A. L. Kennedy, Als lebten wir in einem barmherzigen Land

  • Klappentext

    Ein Meisterwerk der moralischen Beunruhigung – die Weltpremiere von A.L. Kennedys neuem Roman.

    Soll man Unbarmherzigen gegenüber barmherzig sein? Anna unterrichtet an einer Grundschule und möchte immer noch die Welt verbessern. Wie vor fünfundzwanzig Jahren, als sie in Edinburgh mit einer Gruppe von Straßenkünstlern gegen die Kriegs- und Sozialpolitik der englischen Regierung demonstrierte. Was sie damals nicht ahnte: Einer ihrer Kumpane war ein V-Mann, der sie alle verriet. Nun stellt sie dem Peiniger nach. Doch bis wohin reicht das Böse – und kann Anna sich selber davon freihalten? Ein Meisterwerk der moralischen Beunruhigung. In ihrem unnachahmlichen Stil, in dem sich Ironie und Empathie verbinden, erzählt A.L. Kennedy von der Möglichkeit der Liebe der Menschen füreinander.


    Mein Lese-Eindruck


    Der Titel und auch das beeindruckende Cover zeigen es schon: wir leben eben nicht in einem barmherzigen Land. Die Autorin zeichnet ein provozierendes Bild des zeitgenössischen Englands nach dem Brexit. Das mag ein Grund dafür sein, dass das Buch bisher in England keinen Verleger gefunden hat.


    Im Mittelpunkt stehen zwei Menschen, zwei Ich-Erzähler: einmal Anna, eine idealistische und engagierte Lehrerin, die sich nach Kräften bemüht, ihrem Sohn und ihren Schülern während des Lockdowns gerecht zu werden. Und dann „Buster“, der sich in Studententagen Annas Straßentheatergruppe angeschlossen und dann als Polizei-Spitzel die Gruppe vor Gericht gebracht hatte.

    Annas Erzählstimme ist ein einziger Monolog, in dem sie ihr Leben, ihren Alltag, ihre Gedanken und vor allem ihre Wut zu Papier bringt. Dagegen erzählt Buster wesentlich sachlicher, gelegentlich fast zynisch und legt seine Aufgabe als Undercover-Agent und Auftragsmörder dar.

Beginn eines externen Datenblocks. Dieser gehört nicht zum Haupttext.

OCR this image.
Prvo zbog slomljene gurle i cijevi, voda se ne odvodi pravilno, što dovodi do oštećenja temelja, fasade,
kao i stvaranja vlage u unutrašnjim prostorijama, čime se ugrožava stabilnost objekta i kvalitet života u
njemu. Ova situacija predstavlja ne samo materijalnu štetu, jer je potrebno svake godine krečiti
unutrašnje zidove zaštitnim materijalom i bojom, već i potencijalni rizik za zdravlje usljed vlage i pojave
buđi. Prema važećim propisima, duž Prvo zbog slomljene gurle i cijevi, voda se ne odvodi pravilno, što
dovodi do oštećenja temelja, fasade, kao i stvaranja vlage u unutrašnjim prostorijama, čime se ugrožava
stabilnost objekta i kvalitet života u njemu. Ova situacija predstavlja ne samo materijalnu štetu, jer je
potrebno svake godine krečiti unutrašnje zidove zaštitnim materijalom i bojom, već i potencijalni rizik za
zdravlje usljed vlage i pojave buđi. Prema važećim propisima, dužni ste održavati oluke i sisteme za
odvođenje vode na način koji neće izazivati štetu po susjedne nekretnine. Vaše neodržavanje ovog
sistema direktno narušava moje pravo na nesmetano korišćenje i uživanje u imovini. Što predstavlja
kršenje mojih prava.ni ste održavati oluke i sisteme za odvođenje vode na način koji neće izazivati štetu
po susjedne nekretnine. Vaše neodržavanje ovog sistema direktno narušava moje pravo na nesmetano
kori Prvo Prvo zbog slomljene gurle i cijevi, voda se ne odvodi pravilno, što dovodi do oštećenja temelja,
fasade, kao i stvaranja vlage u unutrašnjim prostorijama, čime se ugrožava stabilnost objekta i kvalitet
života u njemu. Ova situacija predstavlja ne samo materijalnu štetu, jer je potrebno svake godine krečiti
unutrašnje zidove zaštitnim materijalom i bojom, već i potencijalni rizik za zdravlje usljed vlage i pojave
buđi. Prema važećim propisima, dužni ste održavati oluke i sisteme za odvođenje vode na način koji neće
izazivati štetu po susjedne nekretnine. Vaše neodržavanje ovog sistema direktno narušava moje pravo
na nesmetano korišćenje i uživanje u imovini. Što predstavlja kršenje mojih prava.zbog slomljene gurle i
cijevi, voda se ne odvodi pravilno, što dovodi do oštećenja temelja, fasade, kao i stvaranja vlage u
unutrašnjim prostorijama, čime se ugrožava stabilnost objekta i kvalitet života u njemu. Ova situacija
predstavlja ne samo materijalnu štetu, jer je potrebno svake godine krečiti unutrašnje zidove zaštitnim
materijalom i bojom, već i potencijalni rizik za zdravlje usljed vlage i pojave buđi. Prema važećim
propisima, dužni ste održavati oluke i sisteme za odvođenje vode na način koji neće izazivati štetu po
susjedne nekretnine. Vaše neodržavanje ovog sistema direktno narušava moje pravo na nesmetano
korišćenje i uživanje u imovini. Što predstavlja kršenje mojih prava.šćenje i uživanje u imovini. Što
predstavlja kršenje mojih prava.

    Was macht Anna so wütend?

    Es ist nicht nur der Verrat Busters, sondern die gesamte Situation. Sie beobachtet sehr differenziert das Auseinanderdriften der gesellschaftlichen Gruppen, und die zunehmende Verarmung der Mittel- und Unterschichten empört sie genauso heftig wie in ihren Studententagen, als sie mit ihrer Straßentheatergruppe Streikende unterstützte und gegen soziale Ungleichheit kämpfte. Sie sieht die Ursachen der Situation im schamlosen Machtstreben und dem ausufernden Egoismus einer Führungsschicht, die kein soziales Gewissen kennt.


    Diese Gruppe bezeichnet Anna als die Stilzchen nach dem Märchen der Gebrüder Grimm, wo das Rumpelstilzchen aus Stroh Gold spinnt und als Lohn das Kind der Königin einfordert. Dieses Bild löst Anna auf: die Gruppe der Stilzchen interessiert sich nicht für andere Menschen, sondern nur für Gold, nur für das eigene Fortkommen, nur für die Festigung ihrer eigenen Machtposition, nur für ihre eigenen Vorteile. „Was zählt, ist die Demonstration der absoluten Macht.“ Und so wird Annas Text eine wütende und auch verzweifelte Anklage gegen die Ungerechtigkeiten ihrer Zeit und ihres Landes.


    Ein zweites Märchen spielt eine Rolle: das Märchen vom Barmherzigen Land. Dieses Land verzeiht auch vielfachen Mördern, und es wird gegen Ende des Romans eine besondere Rolle spielen. „ Ohne Barmherzigkeit werden die normalen Menschen zu den neuen Stilzchen.“


    Fazit: ein provokanter, bissiger Roman.